Tu portais l’arrosoir un peu plus grand que toi en vacillant puis tu versais sur mes chevilles l’ondée fraîche de la matinée.

Je jouais à me cacher derrière les herbes hautes pour que tu ne me retrouves pas avant la fin du jour.

Pendant ce temps, je déchiffrais la parole des arbres. Du royaume de leur ombre bleue, j’étais la reine.

Parfois, l’une de ces conversations secrètes allumait en moi la cascade folle d’un rire qui me trahissait. Alors, tu pointais ton doigt entre les épis jaunes en t’exclamant :

-Méchante ! Te voilà !

J’avais perdu mon pari jusqu’au lendemain.

Oui, tu te souviens…

Cet été était le nôtre.

Pourtant, il paraît si lointain qu’il appartient désormais

à un temps tout autre.

D’ailleurs, s’il nous était accordé le miracle

de son ancien soleil,

serions-nous pour son éclat

encore pareilles ?

 

Géraldine Andrée

Publié dans Je pour Tous

Une voix pour un pays

Le pays est détruit.
Partout, ce sont
des maisons éventrées,
des éboulis,
et, entre les pierres,
un jouet sans enfant,
un miroir sans visage.

Mais alors,
par quel miracle,
les fruits ont-ils tant de couleurs
dans les corbeilles,
les éclats de voix
constellent-ils les rues
qui se rencontrent ?

Par quelle grâce
ce rayon de soleil
se balance-t-il
sur les feuilles de la treille
et la poussière du chemin
accueille-t-elle le visiteur
dans un halo d’or ?

Par quel don d’enfance
entend-on venir
le pas de l’âne
dans l’ardeur du silence
et tinter à ses oreilles
ses clochettes qui dissipent
les ailes noires de la sieste ?

Par quelle magie
souveraine
la rose de l’aurore
et du soir
peut-elle encore éclore
sur tous ces toits
qui se touchent ?

Un tel miracle
s’accomplit,
mon amie,
car le pays
est devenu
au temps ultime
Mémoire.

Géraldine Andrée

Publié dans Ce chemin de Toi à Moi

Joues roses sur ciel bleu

C’est un ciel bleu de crépuscule aux nuages roses.

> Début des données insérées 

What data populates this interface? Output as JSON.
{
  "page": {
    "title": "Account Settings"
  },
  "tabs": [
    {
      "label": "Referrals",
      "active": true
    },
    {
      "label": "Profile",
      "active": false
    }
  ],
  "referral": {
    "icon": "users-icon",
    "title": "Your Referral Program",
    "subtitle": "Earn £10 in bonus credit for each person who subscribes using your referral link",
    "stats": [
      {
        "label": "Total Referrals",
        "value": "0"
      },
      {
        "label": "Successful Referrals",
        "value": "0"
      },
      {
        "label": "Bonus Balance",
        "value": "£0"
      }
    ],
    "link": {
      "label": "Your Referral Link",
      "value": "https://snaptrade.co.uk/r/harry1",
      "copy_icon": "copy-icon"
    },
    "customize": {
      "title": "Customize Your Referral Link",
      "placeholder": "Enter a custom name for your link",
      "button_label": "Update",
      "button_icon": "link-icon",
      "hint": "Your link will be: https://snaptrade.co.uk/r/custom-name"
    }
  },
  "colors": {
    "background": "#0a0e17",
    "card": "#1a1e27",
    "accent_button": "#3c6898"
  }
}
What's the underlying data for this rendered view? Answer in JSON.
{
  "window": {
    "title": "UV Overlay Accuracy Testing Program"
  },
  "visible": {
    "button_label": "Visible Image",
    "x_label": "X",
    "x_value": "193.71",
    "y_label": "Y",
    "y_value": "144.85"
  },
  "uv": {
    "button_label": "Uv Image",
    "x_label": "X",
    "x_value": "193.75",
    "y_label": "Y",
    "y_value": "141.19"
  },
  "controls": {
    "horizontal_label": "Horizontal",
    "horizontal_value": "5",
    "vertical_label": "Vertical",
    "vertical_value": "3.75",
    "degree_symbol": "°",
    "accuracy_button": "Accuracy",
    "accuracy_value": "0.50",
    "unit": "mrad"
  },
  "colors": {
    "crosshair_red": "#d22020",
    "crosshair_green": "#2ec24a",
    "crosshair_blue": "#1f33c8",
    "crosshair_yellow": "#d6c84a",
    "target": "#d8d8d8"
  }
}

Il ressemble, ce ciel bleu d’aujourd’hui, aux ciels de mon enfance :

celui que je voyais de la terrasse de ta maison à Metz quand les notes des oiseaux perlaient dans le silence du jardin ;

celui qui s’étendait au-delà de la colline où chantait l’angélus que tu as tant célébré dans tes cahiers ;

celui qui entrait par la fenêtre ouverte, les fins de dimanche de mars où il fallait se quitter dans un dernier baiser ;

le ciel de ton vaste miroir sur lequel apparaissait ton visage et que le voile noir de la cécité t’empêchait de voir, les ultimes années.

Il paraît que le soir précédant ton départ, tes joues se sont rallumées et qu’elles ont pris la teinte joyeuse des roses sauvages.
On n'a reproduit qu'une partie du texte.